Désormais empire « mondial », Rome offre durant les deux premiers siècles de notre ère le spectacle de son apogée. Cette « belle époque » antique qualifiée pour partie de pax romana concentre les grands succès de la présence romaine qui dépasse désormais largement les limites du bassin méditerranéen. Garants d’une domination qui se voulait universelle, les princes adaptent la Cité au gouvernement du monde.
L’érection du Colisée reflète la monumentalité croissante d’une civilisation de pierre. Les voyages et constructions fabuleuses d’Hadrien, «l’empereur philhellène», les conquêtes de Trajan ou encore les pensées de Marc Aurèle, «l’empereur philosophe», sont parmi les aspects les plus éclatants de cette période qui nous légua à nous, Modernes, des points de repères communs, de l’Écosse au désert syrien, du Danube aux portes de l’Atlantique.
Du spectre de la guerre civile à la peste antonine, ce cours n’oubliera pas d’explorer les zones d’ombre d’une civilisation qui ne cessa de se voir millénaire.
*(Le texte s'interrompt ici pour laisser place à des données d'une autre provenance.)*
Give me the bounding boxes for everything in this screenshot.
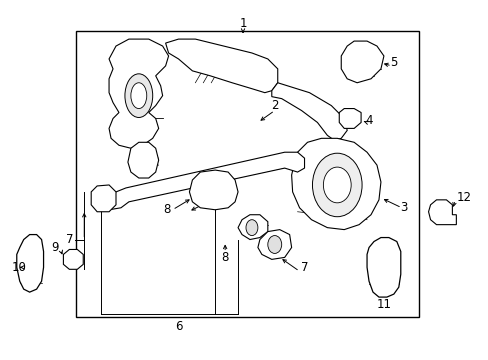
Polygon shape — [339, 109, 360, 129]
Text: 11: 11 — [376, 297, 390, 311]
Text: 4: 4 — [365, 114, 372, 127]
Bar — [76, 31, 418, 317]
Text: 6: 6 — [174, 320, 182, 333]
Text: 1: 1 — [239, 17, 246, 30]
Polygon shape — [341, 41, 383, 83]
Polygon shape — [189, 170, 238, 210]
Text: 12: 12 — [455, 192, 470, 204]
Polygon shape — [91, 185, 116, 212]
Text: 5: 5 — [389, 57, 397, 69]
Ellipse shape — [323, 167, 350, 203]
Polygon shape — [427, 200, 455, 225]
Text: 7: 7 — [300, 261, 307, 274]
Polygon shape — [238, 215, 267, 239]
Polygon shape — [17, 235, 43, 292]
Polygon shape — [109, 39, 168, 148]
Ellipse shape — [245, 220, 257, 235]
Polygon shape — [165, 39, 277, 93]
Ellipse shape — [267, 235, 281, 253]
Text: 8: 8 — [163, 203, 170, 216]
Text: 3: 3 — [399, 201, 407, 214]
Ellipse shape — [312, 153, 361, 217]
Polygon shape — [271, 83, 346, 140]
Text: 7: 7 — [66, 233, 73, 246]
Text: 10: 10 — [12, 261, 27, 274]
Text: 2: 2 — [270, 99, 278, 112]
Polygon shape — [257, 230, 291, 260]
Text: 9: 9 — [51, 241, 59, 254]
Ellipse shape — [124, 74, 152, 117]
Polygon shape — [366, 238, 400, 297]
Ellipse shape — [131, 83, 146, 109]
Text: 3: 3 — [198, 193, 205, 206]
Polygon shape — [291, 138, 380, 230]
Text: 8: 8 — [221, 251, 228, 264]
Polygon shape — [128, 142, 158, 178]
Polygon shape — [109, 152, 304, 210]
Polygon shape — [63, 249, 83, 269]
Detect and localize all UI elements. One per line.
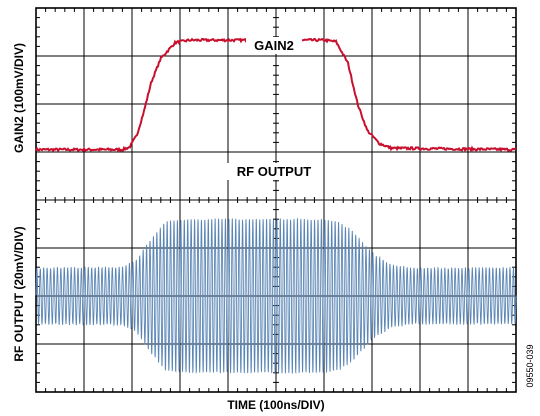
series-label-gain2: GAIN2: [254, 38, 294, 53]
figure-id: 09550-039: [525, 344, 535, 387]
y-axis-label-rf-output: RF OUTPUT (20mV/DIV): [12, 226, 26, 361]
series-label-background: [246, 37, 302, 54]
series-label-rf-output: RF OUTPUT: [237, 164, 311, 179]
series-label-background: [226, 163, 322, 180]
y-axis-label-gain2: GAIN2 (100mV/DIV): [12, 43, 26, 153]
series-rf-output-trace: [35, 217, 517, 375]
plot-frame: [35, 7, 517, 393]
x-axis-label: TIME (100ns/DIV): [227, 398, 324, 412]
L’histoire sociale, culturelle, religieuse et institutionnelle seront autant d’outils à notre disposition pour observer le développement inédit d’un Empire éternel. L’archéologie, les sources littéraires comme épigraphiques ou numismatiques formeront les illustrations nombreuses d’un enseignement dynamique attaché à l’idée de rendre vivantes ces réalités anciennes.